Ky Prenuptial Agreement

For many years, Kentucky courts would not prevail. It was considered that an agreement that takes into account the rights of each party after the divorce “could destabilize the marital relationship and promote or promote the separation of marriage.” See Edwardson v. Edwardson, 798 S.W.2d 941 (Ky. 1990). However, two decisions made by the Kentucky Supreme Court in 1990 changed this situation: Edwardson and Gentry v. Gentry, 798 S.W.2d 928 (Ky. 1990). Today, it is generally accepted that a prenup can resolve maintenance and ownership-sharing issues more easily than through divorce. The Court found, however, that the agreement was not manifestly abusive given the financial conditions and contributions of the parties.

In Edwardson, the Court also held that the fairness of marriage contracts must be considered on a case-by-case basis. Kentucky law does not require a marriage or post-uptial contract to be developed by a lawyer. However, for an agreement to be applicable, certain conditions must be met.
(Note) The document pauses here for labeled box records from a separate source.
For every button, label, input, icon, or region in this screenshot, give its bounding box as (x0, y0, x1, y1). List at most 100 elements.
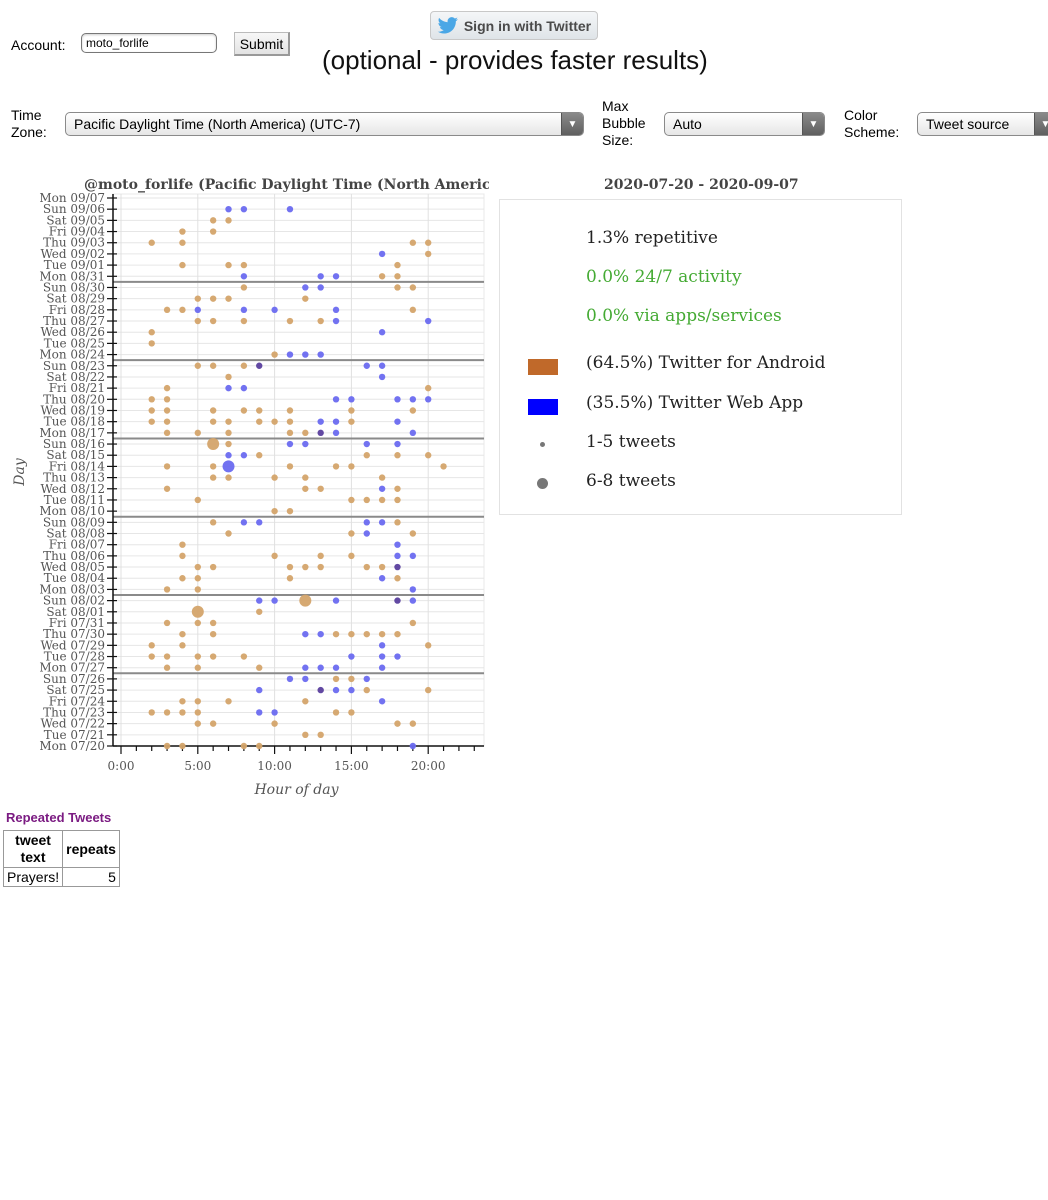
data-point (317, 664, 324, 671)
data-point (194, 698, 201, 705)
data-point (425, 396, 432, 403)
optional-note: (optional - provides faster results) (322, 45, 708, 75)
legend-android: (64.5%) Twitter for Android (586, 353, 826, 373)
data-point (271, 306, 278, 314)
data-point (286, 418, 294, 425)
data-point (394, 485, 401, 492)
data-point (209, 228, 217, 235)
data-point (225, 418, 232, 425)
data-point (209, 295, 217, 302)
submit-button[interactable]: Submit (234, 32, 290, 56)
data-point (194, 306, 201, 314)
data-point (348, 418, 355, 425)
data-point (256, 664, 263, 671)
data-point (378, 563, 386, 571)
activity-chart: Mon 09/07Sun 09/06Sat 09/05Fri 09/04Thu … (12, 191, 485, 798)
data-point (179, 630, 186, 638)
data-point (240, 452, 248, 459)
data-point (225, 698, 232, 705)
data-point (225, 373, 232, 381)
data-point (394, 273, 401, 280)
data-point (271, 720, 278, 727)
data-point (179, 261, 186, 269)
data-point (225, 261, 232, 269)
column-header-line: tweet (15, 832, 51, 848)
data-point (409, 619, 417, 627)
data-point (394, 396, 401, 403)
data-point (271, 474, 278, 481)
data-point (209, 217, 217, 224)
data-point (148, 396, 155, 403)
column-header-line: text (20, 849, 46, 865)
legend-247-activity: 0.0% 24/7 activity (586, 267, 742, 287)
legend-repetitive: 1.3% repetitive (586, 228, 718, 248)
data-point (363, 630, 370, 638)
data-point (317, 284, 324, 291)
data-point (378, 329, 386, 336)
data-point (394, 440, 401, 448)
data-point (209, 407, 217, 414)
data-point (179, 228, 186, 235)
data-point (394, 653, 401, 660)
data-point (394, 261, 401, 269)
data-point (394, 552, 401, 560)
data-point (378, 273, 386, 280)
chevron-down-icon: ▼ (561, 113, 583, 135)
data-point (163, 396, 171, 403)
twitter-signin-button[interactable]: Sign in with Twitter (430, 11, 598, 40)
data-point (409, 306, 417, 314)
data-point (194, 362, 201, 369)
data-point (332, 306, 340, 314)
account-input[interactable] (81, 33, 217, 53)
column-header-repeats: repeats (62, 830, 120, 868)
data-point (209, 463, 217, 470)
bubble-size-label-line: Max (602, 98, 629, 114)
data-point (332, 273, 340, 280)
data-point (363, 686, 370, 694)
y-tick-label: Mon 07/20 (39, 739, 105, 753)
data-point (332, 686, 340, 694)
data-point (225, 429, 232, 437)
data-point (179, 541, 186, 548)
data-point (302, 485, 309, 492)
data-point (194, 295, 201, 302)
data-point (209, 418, 217, 425)
x-tick-label: 5:00 (184, 759, 211, 773)
data-point (148, 239, 155, 246)
data-point (286, 407, 294, 414)
data-point (286, 575, 294, 582)
data-point (332, 597, 340, 604)
data-point (348, 496, 355, 504)
account-label: Account: (11, 37, 66, 53)
data-point (240, 306, 248, 314)
data-point (332, 709, 340, 716)
data-point (194, 720, 201, 727)
data-point (317, 485, 324, 492)
data-point (378, 373, 386, 381)
data-point (394, 418, 401, 425)
data-point (409, 239, 417, 246)
timezone-select[interactable]: Pacific Daylight Time (North America) (U… (65, 112, 584, 136)
bubble-size-select[interactable]: Auto ▼ (664, 112, 825, 136)
data-point (378, 630, 386, 638)
chevron-down-icon: ▼ (1034, 113, 1048, 135)
bubble-size-select-value: Auto (673, 116, 702, 132)
data-point (148, 709, 155, 716)
data-point (409, 597, 417, 604)
data-point (256, 418, 263, 425)
data-point (409, 742, 417, 750)
data-point (317, 351, 324, 358)
data-point (409, 720, 417, 727)
data-point (163, 418, 171, 425)
legend-large-dot-icon (537, 478, 548, 489)
legend-apps-services: 0.0% via apps/services (586, 306, 782, 326)
data-point (179, 575, 186, 582)
data-point (163, 306, 171, 314)
data-point (148, 642, 155, 649)
color-scheme-select[interactable]: Tweet source ▼ (917, 112, 1048, 136)
color-scheme-select-value: Tweet source (926, 116, 1010, 132)
data-point (409, 284, 417, 291)
data-point (209, 317, 217, 325)
data-point (240, 384, 248, 392)
data-point (163, 664, 171, 671)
To ensure that the agreement is applicable and that your rights are protected, you must contact an experienced family lawyer, who has commitments on Kentucky pre-marriage law. However, this study focuses on the legitimate expectations of the parties, as provided for in the agreement. As the court found, the financial situation of the parties was already different at the time of the agreement. Neither Gentry nor his accompanying case Edwardson v. Edwardson does not discuss the type of change in circumstances that, at the time of implementation, will render a marital agreement unacceptable. After reviewing cases in other jurisdictions, the Indiana court established the general rule among states that take into account the validity of marriage contracts at the time of their application: However, in Gentry v. Gentry, our Supreme Court has found that the application of such agreements is subject to three restrictions: the Kentucky pre-legal agreement, also known as the “commitment agreement,” is a legal contract between two (2) potential spouses that transmits how finances are managed at the end of the marriage.

Whether a marriage ends following a divorce or the death of a spouse, a matrimonial agreement replaces any common distribution of ownership with the terms of the agreement. However, the contract must be approved by the court and cannot be recognized if the assets and liabilities have not been fully disclosed in the original document or if the conditions at the time of termination of the marriage are inappropriate. Have the facts and circumstances changed since the implementation of the agreement to make its application unreasonable and inappropriate? At McBrayer PLLC, we regularly design pre-marriage and post-uptiale agreements and verify agreements offered on behalf of clients across Kentucky. We also issue opinions on the applicability of existing agreements.